Kondo-lattice theory of anisotropic singlet superconductivity

TL;DR

This paper develops a Kondo-lattice theoretical framework to explain the coexistence of superconductivity, spin density waves, and lattice distortions in under-doped cuprates, linking microscopic interactions to observed phenomena.

Contribution

It introduces a novel theoretical approach connecting Kondo physics with anisotropic singlet superconductivity and complex ordering phenomena in cuprates.

Findings

Superconductivity can coexist with SDW due to reduced Kondo quenching.

Electron-phonon interactions modulate superexchange, facilitating coexistence.

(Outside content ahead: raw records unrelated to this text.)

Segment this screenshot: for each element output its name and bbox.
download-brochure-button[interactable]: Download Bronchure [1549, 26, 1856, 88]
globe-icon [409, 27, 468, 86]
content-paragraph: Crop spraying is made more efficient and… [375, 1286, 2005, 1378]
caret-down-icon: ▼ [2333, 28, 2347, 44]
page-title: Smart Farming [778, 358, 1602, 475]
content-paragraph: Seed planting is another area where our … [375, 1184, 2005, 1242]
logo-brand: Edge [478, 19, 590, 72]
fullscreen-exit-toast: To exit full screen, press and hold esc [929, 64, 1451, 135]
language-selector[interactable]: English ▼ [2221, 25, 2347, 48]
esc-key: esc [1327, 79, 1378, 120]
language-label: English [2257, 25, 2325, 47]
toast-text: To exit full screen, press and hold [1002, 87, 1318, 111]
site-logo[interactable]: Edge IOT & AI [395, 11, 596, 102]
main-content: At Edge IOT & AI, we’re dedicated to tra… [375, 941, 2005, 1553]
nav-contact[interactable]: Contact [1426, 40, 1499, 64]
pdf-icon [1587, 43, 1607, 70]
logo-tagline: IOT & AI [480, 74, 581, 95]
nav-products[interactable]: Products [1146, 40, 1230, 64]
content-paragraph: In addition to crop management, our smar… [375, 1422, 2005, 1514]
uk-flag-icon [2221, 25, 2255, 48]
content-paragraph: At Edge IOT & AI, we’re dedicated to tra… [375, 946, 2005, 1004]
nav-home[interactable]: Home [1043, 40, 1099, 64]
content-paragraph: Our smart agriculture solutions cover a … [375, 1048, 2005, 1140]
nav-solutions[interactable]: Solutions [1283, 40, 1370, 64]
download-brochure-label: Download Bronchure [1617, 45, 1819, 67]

The model explains checkerboard patterns and pseudogaps in under-doped cuprates.

Abstract

Kondo-lattice theory for the t-J model and a phenomenological theory based on it are developed to study superconductivity in the vicinity of the Mott metal-insulator transition. Since the quenching of magnetic moments by single-site quantum spin fluctuations or the Kondo effect is reduced by the opening of a superconducting gap, spin density wave (SDW) can appear in a superconducting state and the Knight shift can deviate from the Yosida function to be small. The electron-phonon interaction, which arises from the modulation of the superexchange interaction by phonons, is crucial in the coexistence of superconductivity and SDW. It is proposed that the coexistence of superconductivity, a double-Q SDW, a double-Q lattice distortion, and a double-Q charge density wave induced by the SDW rather than the lattice distortion, is responsible for the checkerboard structure and the zero-temperature pseudo-gap observed in under-doped cuprate superconductors.